L'élément déterminant
qui conditionne l'exception est donc l'absence dans le canton d'une école
appropriée à la formation désirée. L'exception de l'art. 6 al. 1 ch. 3 LAE doit
cependant être comprise en ce sens qu'un soutien financier de l'Etat ne peut
être accordé pour fréquenter une école située hors du canton de Vaud que si
celle-ci prépare à l'une des formations visées aux ch. 1 ou 2 de l'art. 6 al. 1
LAE : à défaut, il faudrait admettre que n'importe quelle formation peut
bénéficier du soutien de l'Etat, ce qui serait contraire à la systématique de
la loi et viderait de leur sens les dispositions précitées
(v. arrêt BO 2002/0078, consid. 2b et les références citées).
c) En l'espèce, il
apparaît que la formation choisie par la recourante ne prépare à aucun des
titres ni à aucune des professions visés par l'art. 6 al. 1 ch. 1 LAE; elle ne
relève pas non plus de la législation fédérale ou cantonale sur la formation
professionnelle, du moins en l'état.
3.
L'art. 6 al. 1 ch. 4
LAE prévoit que le soutien financier de l'Etat peut être octroyé
exceptionnellement aux élèves fréquentant des écoles privées, si des raisons
impérieuses les empêchent de fréquenter des écoles publiques ou reconnues
d'utilité publique. Mais cette exception suppose que la formation envisagée
soit normalement dispensée dans une école publique ou reconnue d'intérêt
public.
La formation dispensée
par l'Institut Chuzhen, à Paris, n'est pas reconnue par le canton de Vaud : une
intervention sur la base de l'art. 6 al. 1 ch. 4 LAE est dès lors exclue.
4.
Reste à examiner si
l'aide sollicitée par la recourante ne pouvait pas prendre la forme d'un prêt.

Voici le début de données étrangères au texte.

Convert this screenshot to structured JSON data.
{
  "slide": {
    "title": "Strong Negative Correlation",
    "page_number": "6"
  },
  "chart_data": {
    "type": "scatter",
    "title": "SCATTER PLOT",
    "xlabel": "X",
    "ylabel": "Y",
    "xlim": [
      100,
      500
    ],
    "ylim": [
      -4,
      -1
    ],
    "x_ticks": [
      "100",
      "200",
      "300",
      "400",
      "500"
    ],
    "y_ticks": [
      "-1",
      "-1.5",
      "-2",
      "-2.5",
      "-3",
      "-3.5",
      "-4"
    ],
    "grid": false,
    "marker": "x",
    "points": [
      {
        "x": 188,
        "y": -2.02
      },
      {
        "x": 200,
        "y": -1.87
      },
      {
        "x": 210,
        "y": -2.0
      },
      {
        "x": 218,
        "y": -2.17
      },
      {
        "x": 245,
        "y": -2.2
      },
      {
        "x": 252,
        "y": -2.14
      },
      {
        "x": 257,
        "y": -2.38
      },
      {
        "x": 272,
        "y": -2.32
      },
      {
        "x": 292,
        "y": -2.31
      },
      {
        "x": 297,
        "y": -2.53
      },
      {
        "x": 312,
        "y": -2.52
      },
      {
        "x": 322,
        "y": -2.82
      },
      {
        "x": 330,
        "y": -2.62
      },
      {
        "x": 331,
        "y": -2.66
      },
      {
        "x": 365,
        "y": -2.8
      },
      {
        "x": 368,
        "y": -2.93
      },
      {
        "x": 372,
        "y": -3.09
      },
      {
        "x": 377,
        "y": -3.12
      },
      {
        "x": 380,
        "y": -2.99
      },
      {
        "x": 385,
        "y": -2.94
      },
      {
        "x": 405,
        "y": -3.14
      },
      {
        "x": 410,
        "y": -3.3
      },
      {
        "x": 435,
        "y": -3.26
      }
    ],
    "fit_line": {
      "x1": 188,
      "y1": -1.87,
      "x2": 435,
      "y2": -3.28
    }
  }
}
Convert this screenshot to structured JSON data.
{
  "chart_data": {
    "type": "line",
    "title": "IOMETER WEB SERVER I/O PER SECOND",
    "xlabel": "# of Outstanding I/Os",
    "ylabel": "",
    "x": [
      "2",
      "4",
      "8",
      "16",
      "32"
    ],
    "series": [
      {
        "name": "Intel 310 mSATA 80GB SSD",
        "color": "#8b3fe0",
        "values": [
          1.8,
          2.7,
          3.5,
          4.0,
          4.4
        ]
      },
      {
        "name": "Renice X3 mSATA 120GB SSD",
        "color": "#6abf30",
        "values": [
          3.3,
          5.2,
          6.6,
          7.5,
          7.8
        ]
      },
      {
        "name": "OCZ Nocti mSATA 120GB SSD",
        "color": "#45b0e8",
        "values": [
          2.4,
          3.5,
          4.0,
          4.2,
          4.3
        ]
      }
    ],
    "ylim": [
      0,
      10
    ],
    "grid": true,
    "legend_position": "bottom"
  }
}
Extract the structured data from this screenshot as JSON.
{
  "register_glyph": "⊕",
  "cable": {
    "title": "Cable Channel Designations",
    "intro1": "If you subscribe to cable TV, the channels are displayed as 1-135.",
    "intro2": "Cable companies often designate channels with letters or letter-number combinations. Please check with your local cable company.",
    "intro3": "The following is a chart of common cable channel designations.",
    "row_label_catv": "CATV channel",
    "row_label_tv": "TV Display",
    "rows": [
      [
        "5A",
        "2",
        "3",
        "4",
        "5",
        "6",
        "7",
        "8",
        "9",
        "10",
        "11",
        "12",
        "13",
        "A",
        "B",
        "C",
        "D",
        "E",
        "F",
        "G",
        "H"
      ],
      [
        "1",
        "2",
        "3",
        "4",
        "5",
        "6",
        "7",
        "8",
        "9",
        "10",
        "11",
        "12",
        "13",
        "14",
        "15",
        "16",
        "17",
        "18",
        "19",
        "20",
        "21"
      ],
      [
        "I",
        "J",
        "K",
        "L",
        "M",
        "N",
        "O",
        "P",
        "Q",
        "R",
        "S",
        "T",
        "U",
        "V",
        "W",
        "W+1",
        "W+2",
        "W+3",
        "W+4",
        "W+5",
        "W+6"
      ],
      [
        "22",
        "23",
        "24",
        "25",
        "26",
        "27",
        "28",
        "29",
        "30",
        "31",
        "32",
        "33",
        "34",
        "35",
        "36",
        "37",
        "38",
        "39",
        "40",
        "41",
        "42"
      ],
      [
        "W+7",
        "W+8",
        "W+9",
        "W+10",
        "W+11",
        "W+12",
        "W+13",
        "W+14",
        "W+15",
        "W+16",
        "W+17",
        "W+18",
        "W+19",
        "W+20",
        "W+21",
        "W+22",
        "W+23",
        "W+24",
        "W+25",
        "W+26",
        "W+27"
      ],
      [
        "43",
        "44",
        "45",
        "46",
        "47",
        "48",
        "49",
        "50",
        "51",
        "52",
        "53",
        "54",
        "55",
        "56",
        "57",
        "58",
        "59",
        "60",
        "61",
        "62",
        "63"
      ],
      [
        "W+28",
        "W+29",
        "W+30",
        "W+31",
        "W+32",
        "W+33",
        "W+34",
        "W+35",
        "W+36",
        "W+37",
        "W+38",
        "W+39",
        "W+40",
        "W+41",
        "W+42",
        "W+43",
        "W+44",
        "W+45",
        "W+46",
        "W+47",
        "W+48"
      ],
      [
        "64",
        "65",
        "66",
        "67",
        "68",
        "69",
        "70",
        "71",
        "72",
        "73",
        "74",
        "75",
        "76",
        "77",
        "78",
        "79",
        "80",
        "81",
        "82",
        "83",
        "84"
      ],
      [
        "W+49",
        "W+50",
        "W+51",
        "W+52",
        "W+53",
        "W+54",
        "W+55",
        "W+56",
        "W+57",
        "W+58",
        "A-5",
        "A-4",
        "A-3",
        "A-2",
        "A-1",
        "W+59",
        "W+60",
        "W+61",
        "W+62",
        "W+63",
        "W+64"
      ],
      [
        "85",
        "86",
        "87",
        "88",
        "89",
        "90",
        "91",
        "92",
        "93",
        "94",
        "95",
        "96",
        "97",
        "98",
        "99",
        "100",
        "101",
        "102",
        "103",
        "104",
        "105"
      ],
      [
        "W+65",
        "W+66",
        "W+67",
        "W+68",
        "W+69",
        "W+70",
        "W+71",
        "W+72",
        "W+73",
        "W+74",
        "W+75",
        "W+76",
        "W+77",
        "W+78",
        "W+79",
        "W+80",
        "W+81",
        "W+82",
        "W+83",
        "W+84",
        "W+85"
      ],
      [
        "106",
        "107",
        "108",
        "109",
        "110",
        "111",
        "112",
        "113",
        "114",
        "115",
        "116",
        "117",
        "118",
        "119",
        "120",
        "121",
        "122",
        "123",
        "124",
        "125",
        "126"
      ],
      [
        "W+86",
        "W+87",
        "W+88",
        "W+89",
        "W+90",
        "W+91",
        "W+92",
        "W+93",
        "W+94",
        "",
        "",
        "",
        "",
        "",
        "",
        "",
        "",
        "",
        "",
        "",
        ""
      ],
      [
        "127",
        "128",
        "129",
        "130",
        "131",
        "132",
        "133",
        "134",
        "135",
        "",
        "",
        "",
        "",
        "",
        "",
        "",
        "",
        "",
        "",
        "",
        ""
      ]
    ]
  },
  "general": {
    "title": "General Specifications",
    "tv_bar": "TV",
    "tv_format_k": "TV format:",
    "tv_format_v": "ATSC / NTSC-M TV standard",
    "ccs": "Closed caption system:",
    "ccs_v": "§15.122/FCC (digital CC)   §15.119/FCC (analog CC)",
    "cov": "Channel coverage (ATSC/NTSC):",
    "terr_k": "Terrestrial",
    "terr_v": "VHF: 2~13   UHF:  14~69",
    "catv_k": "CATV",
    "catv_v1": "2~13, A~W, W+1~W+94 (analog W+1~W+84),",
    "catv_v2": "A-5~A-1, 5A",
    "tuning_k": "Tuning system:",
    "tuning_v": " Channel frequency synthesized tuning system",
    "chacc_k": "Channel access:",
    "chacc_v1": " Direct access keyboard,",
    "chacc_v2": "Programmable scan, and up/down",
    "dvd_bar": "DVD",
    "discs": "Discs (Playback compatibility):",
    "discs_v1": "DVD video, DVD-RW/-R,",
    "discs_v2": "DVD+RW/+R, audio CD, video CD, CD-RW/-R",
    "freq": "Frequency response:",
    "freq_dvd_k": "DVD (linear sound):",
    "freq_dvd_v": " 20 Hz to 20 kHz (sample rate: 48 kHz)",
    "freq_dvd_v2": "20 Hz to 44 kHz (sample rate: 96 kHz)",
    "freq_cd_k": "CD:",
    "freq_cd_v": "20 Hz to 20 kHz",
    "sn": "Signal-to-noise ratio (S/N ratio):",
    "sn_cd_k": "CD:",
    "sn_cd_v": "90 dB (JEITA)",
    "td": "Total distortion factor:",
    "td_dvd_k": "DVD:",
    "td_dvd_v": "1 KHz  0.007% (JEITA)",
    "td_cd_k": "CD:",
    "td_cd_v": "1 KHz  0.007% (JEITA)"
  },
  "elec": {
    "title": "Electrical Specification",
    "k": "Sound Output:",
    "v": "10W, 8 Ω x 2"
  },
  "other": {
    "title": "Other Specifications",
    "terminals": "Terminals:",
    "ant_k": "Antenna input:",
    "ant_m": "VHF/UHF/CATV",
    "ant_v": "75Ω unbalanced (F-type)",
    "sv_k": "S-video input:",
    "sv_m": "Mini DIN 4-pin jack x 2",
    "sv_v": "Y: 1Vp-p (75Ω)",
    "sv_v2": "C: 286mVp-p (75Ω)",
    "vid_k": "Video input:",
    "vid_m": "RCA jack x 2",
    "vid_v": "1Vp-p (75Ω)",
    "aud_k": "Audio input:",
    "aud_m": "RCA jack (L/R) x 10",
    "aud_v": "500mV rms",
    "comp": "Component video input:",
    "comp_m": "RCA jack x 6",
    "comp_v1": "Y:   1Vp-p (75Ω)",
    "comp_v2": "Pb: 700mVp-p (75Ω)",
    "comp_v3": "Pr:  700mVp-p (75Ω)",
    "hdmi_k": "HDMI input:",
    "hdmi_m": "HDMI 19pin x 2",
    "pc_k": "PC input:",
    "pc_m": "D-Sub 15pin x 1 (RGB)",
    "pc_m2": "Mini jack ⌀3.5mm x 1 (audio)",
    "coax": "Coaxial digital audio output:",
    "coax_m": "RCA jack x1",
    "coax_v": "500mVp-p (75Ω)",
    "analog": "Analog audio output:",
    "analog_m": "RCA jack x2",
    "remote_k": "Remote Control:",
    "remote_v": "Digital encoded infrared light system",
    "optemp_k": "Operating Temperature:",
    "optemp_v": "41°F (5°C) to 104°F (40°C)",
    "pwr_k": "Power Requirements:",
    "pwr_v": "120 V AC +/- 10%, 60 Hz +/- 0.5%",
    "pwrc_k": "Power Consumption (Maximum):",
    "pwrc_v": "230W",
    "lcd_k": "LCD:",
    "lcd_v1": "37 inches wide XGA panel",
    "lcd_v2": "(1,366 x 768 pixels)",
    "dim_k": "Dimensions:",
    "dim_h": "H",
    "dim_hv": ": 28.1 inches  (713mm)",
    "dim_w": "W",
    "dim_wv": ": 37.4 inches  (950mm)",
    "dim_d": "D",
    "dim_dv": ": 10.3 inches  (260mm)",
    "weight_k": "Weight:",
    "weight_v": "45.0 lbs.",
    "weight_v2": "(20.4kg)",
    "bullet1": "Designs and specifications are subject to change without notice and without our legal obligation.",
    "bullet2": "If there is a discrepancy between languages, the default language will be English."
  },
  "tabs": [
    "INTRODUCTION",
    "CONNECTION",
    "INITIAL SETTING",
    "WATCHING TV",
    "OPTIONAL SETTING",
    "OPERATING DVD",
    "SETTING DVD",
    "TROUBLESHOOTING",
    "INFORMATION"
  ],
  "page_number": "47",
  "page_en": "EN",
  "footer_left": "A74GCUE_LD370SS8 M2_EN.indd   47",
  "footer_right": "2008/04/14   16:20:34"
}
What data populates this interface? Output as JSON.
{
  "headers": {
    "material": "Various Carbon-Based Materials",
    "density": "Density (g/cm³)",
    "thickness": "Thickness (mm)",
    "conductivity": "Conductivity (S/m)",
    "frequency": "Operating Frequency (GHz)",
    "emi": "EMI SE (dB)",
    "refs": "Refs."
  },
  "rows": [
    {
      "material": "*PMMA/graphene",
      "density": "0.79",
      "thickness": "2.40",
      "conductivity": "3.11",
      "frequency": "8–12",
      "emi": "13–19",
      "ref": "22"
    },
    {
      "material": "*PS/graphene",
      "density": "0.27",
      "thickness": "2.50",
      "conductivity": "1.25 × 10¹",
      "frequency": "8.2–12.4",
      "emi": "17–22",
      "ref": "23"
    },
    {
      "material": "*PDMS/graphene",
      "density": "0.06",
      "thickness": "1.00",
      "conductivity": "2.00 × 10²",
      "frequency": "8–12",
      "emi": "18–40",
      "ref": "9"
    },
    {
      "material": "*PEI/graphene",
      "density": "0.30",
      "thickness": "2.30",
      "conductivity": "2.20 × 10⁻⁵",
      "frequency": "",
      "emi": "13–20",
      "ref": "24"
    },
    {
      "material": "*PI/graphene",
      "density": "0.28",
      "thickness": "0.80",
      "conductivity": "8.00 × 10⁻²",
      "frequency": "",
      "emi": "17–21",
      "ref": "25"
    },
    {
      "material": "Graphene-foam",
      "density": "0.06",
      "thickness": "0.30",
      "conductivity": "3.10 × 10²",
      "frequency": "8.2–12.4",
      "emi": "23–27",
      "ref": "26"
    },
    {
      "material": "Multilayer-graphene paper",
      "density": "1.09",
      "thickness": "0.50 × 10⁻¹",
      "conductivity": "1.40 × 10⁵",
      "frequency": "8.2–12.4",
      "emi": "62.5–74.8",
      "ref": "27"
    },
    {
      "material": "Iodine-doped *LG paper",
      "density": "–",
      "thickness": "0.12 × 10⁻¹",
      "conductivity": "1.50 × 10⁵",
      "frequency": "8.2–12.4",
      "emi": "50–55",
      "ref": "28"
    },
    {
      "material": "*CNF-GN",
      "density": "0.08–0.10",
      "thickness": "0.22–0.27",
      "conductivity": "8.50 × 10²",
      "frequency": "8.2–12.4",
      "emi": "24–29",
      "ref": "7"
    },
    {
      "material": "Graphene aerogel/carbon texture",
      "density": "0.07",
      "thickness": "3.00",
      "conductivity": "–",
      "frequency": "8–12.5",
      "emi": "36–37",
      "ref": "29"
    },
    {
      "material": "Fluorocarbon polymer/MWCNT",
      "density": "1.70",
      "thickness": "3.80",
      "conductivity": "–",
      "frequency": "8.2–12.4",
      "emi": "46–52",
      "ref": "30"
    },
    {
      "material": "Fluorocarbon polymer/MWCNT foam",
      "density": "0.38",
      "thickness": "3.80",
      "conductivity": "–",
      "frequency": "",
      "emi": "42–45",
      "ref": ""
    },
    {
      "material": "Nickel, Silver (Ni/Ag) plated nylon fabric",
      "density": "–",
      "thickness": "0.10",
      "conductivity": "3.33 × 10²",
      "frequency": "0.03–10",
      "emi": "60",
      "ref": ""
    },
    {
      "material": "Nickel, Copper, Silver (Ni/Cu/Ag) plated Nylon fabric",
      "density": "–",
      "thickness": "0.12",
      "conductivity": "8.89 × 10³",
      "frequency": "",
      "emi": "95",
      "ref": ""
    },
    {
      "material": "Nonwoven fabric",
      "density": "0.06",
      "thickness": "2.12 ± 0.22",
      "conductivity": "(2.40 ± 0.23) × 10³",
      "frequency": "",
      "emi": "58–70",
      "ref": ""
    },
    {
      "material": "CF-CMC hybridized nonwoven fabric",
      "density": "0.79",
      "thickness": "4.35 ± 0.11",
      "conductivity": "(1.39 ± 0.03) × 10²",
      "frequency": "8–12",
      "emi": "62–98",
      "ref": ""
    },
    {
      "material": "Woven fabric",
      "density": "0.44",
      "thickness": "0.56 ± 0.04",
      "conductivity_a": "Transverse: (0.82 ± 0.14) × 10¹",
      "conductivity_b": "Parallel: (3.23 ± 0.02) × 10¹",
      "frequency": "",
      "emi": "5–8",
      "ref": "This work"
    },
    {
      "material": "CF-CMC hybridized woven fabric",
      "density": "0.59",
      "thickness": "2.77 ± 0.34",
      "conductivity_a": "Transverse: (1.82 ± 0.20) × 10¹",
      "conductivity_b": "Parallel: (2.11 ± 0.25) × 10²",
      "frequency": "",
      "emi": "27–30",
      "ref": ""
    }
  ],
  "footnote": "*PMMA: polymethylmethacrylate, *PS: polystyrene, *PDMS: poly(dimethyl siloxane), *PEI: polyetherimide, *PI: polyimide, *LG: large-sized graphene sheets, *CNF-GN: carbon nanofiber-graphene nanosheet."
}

L'art. 9 al. 2 LAE permet en effet à l'office d'accorder des prêts "même
en dehors des cas prévus par la loi et à titre complémentaire". Le
Tribunal administratif a déjà jugé que l'application de cette disposition
devait être réservée à des situations exceptionnelles, pour lesquelles le refus
d'une bourse apparaissait comme particulièrement rigoureux (v. arrêt BO 97/0002
du 3 juin 1997). Tel n'est pas le cas en l'espèce. Dans ce domaine, l'autorité
de recours a toujours reconnu à l'office une très large liberté d'appréciation
(v. RDAF 1984 p. 251 consid. III; BO 96/0094 du 28 janvier 1997 et arrêt
précité du 3 juin 1997) dont l'office n'a pas abusé en l'espèce en excluant
d'emblée toute intervention, même sous forme de prêt.
Dispositif
Par ces motifs
le Tribunal administratif
arrête:
I. Le recours est
rejeté.
II. La décision de
l'Office cantonal des bourses d'études et d'apprentissage du 11 juin 2003 est
confirmée.
III. Un émolument
de 100 (cent) francs est mis à la charge de la recourante.
Lausanne, le 4 mai 2004
Le président: La
greffière:
Le présent arrêt est notifié aux
destinataires de l'avis d'envoi ci-joint.